Sorry, this is a bit long!
My neighbour moved a few years ago; only a few miles away. She’s a bit of an over-sharer - she always had some tale either about her own life or one of the other neighbours. I always thought she was a bit odd, but basically nice enough. However, some of the things she told me about herself didn’t really add up. I won’t go into too much detail in case it’s outing, but I’m not entirely sure everything she has told me is true.
Anyway, a few days ago I had a distressing incident where a woman recognised me from our local Facebook page. She had seemed a very odd character based on her online behaviour, and the real life version was worse. She approached me, obviously having been drinking, and started ranting about something I’d said months ago on the page. She was slurring about how I wouldn’t be so
brave when I wasn’t behind a screen; that we were going to sort this face to face. She was also shouting about how she knew all about me from my neighbour, that she could show me the messages.
I basically told her to bugger off and that I wasn’t interested in the messages, if they existed at all. I just wanted to get away from her as she was clearly deranged. The whole thing was quite disturbing.
However, when I thought about it later, I realised that amongst the nonsense and wild accusations, she’d said things that she could only know from someone I know from someone who knew me. Nothing bad or that’s a secret - just things a stranger wouldn’t know about me. This makes me think that this loon had indeed discussed me with my old neighbour, who must have told her details about me, even if she did so in all innocence. Given that she has gossiped to me about others, I suppose I shouldn’t be surprised that she could make me the subject.
Even though the information itself was fairly innocuous, I hate the idea of this woman knowing anything about me, or having access to anything. I did consider confronting old neighbour, but frankly I wanted the whole thing done with. Given that she’s not someone I’m close to and who I don’t even see, I decided to block her to make life easier.
I told a friend about this and she seemed surprised.
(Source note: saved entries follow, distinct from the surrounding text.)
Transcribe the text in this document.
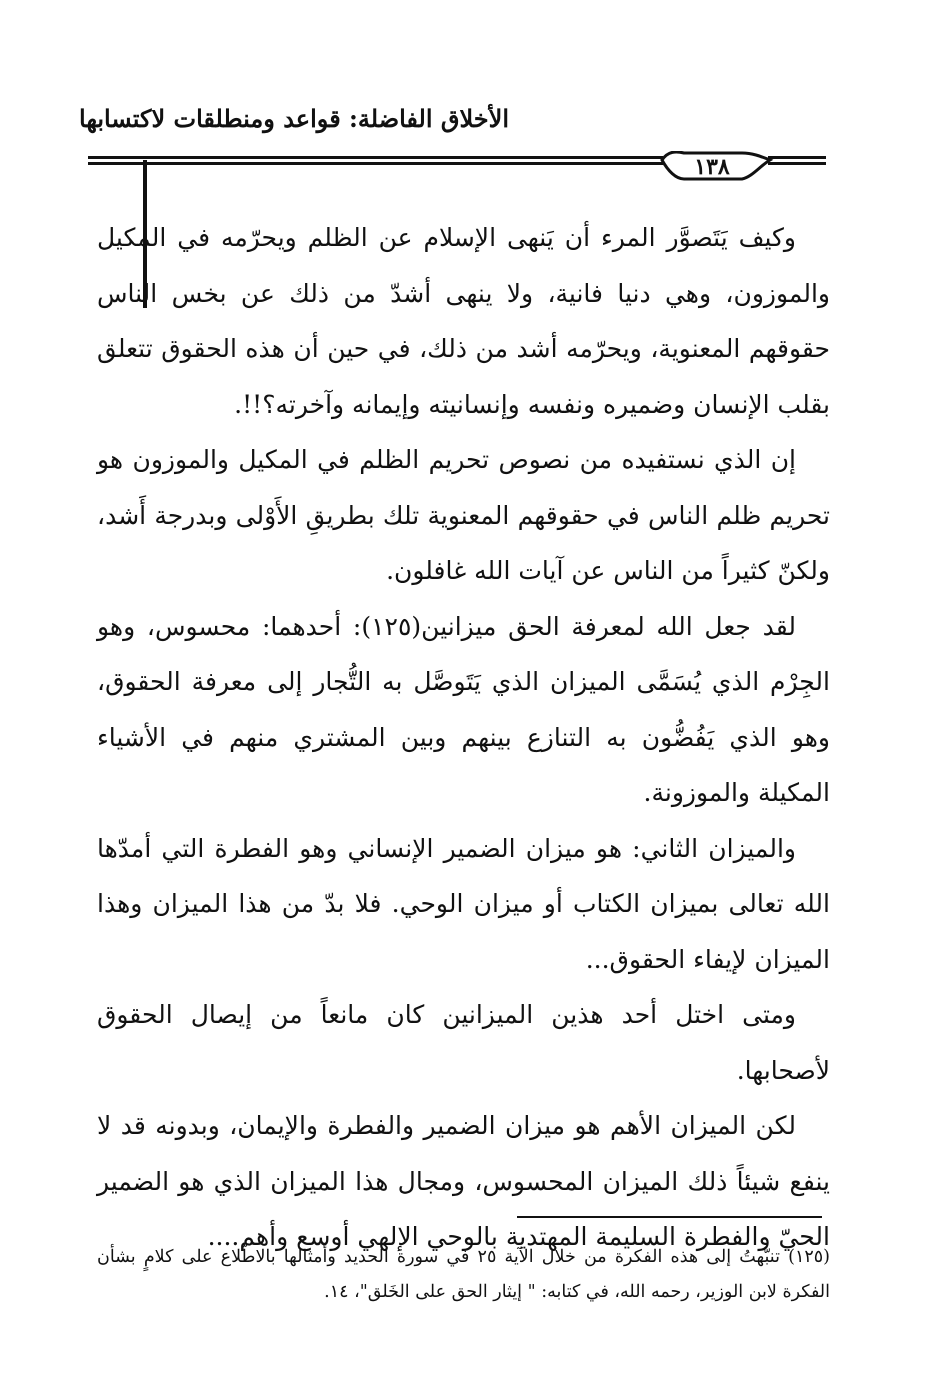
الأخلاق الفاضلة: قواعد ومنطلقات لاكتسابها
١٣٨

وكيف يَتَصوَّر المرء أن يَنهى الإسلام عن الظلم ويحرّمه في المكيل والموزون، وهي دنيا فانية، ولا ينهى أشدّ من ذلك عن بخس الناس حقوقهم المعنوية، ويحرّمه أشد من ذلك، في حين أن هذه الحقوق تتعلق بقلب الإنسان وضميره ونفسه وإنسانيته وإيمانه وآخرته؟!!.

إن الذي نستفيده من نصوص تحريم الظلم في المكيل والموزون هو تحريم ظلم الناس في حقوقهم المعنوية تلك بطريقِ الأَوْلى وبدرجة أَشد، ولكنّ كثيراً من الناس عن آيات الله غافلون.

لقد جعل الله لمعرفة الحق ميزانين(١٢٥): أحدهما: محسوس، وهو الجِرْم الذي يُسَمَّى الميزان الذي يَتَوصَّل به التُّجار إلى معرفة الحقوق، وهو الذي يَفُضُّون به التنازع بينهم وبين المشتري منهم في الأشياء المكيلة والموزونة.

والميزان الثاني: هو ميزان الضمير الإنساني وهو الفطرة التي أمدّها الله تعالى بميزان الكتاب أو ميزان الوحي. فلا بدّ من هذا الميزان وهذا الميزان لإيفاء الحقوق...

ومتى اختل أحد هذين الميزانين كان مانعاً من إيصال الحقوق لأصحابها.

لكن الميزان الأهم هو ميزان الضمير والفطرة والإيمان، وبدونه قد لا ينفع شيئاً ذلك الميزان المحسوس، ومجال هذا الميزان الذي هو الضمير الحيّ والفطرة السليمة المهتدية بالوحي الإلهي أوسع وأهم....

(١٢٥) تنبّهتُ إلى هذه الفكرة من خلال الآية ٢٥ في سورة الحديد وأمثالها بالاطّلاع على كلامٍ بشأن الفكرة لابن الوزير، رحمه الله، في كتابه: " إيثار الحق على الخَلق"، ١٤.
She said that, given the Facebook woman is obviously unhinged, she could have just made it all up about talking to my neighbour. I said it was possible, but given that she knew things about me that she couldn’t know otherwise, unlikely. Also, to be honest, an old neighbour isn’t really an important person in my life. If someone had accused a trusted friend of gossiping about me, of course I would have given them the benefit of the doubt and asked them about it. But someone I used to just briefly chat to in the street? I simply don’t care enough about her to go into it deeply.
I think I did the right thing. Did I?